Initially optimistic that Black Bear Sports was going to make needed repairs to the rink, Flanagan quickly grew discouraged when the company began pushing out community-based programming and longtime neighborhood sponsors, eventually evicting his association from the facility when it refused to comply with the changes.
“As youth sports become more consolidated, long-standing community-based organizations face the prospect of losing facility access, organizational autonomy and historical identities,” he said.
Income participation gap
Van Dyck also discussed the financial and health costs to private equity influence on youth sports.
Private firms can drive up the cost of participating in child athletics programs when they own the facilities where games, tournaments and practices are hosted, making it difficult for low-income families to afford the experience, she said.
According to the Aspen Institute, 45.1% of kids from higher-income households participated in youth sports in 2024 compared to only 24.9% in low-income households. The gap has grown since 2012, when the difference in youth sports participation between income levels was only 13.6 percentage points.
Further, Van Dyck said, many parents will opt to pour money into youth sports because they are “sold on promises of scholarships, when only 2% of high school athletes actually get them.”
Today’s youth athletics culture also encourages kids to specialize in one sport with the objective of playing in college, which can increase injury risk or lead to burnout among children, she added.
To address private equity’s influence in youth sports, Van Dyck called on Congress to enact legislation that would ban vertical integration practices and unnecessary fees, hold companies liable for safety violations and require the federal government to fund local programs.
“As we celebrate our nation’s founding this week, let’s remember that it is possible in this great democracy to change course and get back to that model,” she told lawmakers. “Congress can legislate to give kids opportunities they deserve and make youth sports about fitness and joy.”
Some Democrats on the subcommittee promoted a bill sponsored by Rep. Chris DeLuzio, a Pennsylvania Democrat, and Sen.
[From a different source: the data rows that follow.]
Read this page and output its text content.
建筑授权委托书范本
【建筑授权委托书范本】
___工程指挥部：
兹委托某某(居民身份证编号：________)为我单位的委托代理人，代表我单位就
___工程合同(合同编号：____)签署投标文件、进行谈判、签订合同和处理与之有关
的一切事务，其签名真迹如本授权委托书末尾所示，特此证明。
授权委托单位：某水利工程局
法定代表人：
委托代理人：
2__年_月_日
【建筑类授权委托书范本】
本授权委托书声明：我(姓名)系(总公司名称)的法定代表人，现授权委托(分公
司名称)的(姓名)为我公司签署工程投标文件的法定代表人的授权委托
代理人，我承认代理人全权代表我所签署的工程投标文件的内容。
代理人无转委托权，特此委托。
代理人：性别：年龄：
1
Chris Murphy, a Democrat from Connecticut, that would ban private equity from youth sports and pay families who have invested heavily in privately funded programs back.
Bipartisan support
Subcommittee members of both parties broached a range of topics, and a common theme was an interest in increasing participation in youth sports.
Republican Rep. Michael Rulli of Ohio asked Bryan Finnerty, the founder of the Michigan indoor sports facility High Velocity Sports, if he thinks small communities would be able to renovate their facilities and support athletics programs without help from private investment.
In response, Finnerty said private companies and communities have the potential to increase opportunities for kids who want to play youth sports by partnering together.
But he added, “if it’s not about those youth players in that city having a chance at access, then everything else doesn’t really matter… When they put that first, that sounds like a win to me.”
Subcommittee ranking Democrat Suzanne Bonamici of Oregon said during her closing remarks that sports can transcend politics.
“This isn’t a partisan fight,” she said. “I expect that every member of this committee has watched a child light up after scoring a goal or learning to resolve their differences and be part of a team. We should all want that experience to be in reach for every student.”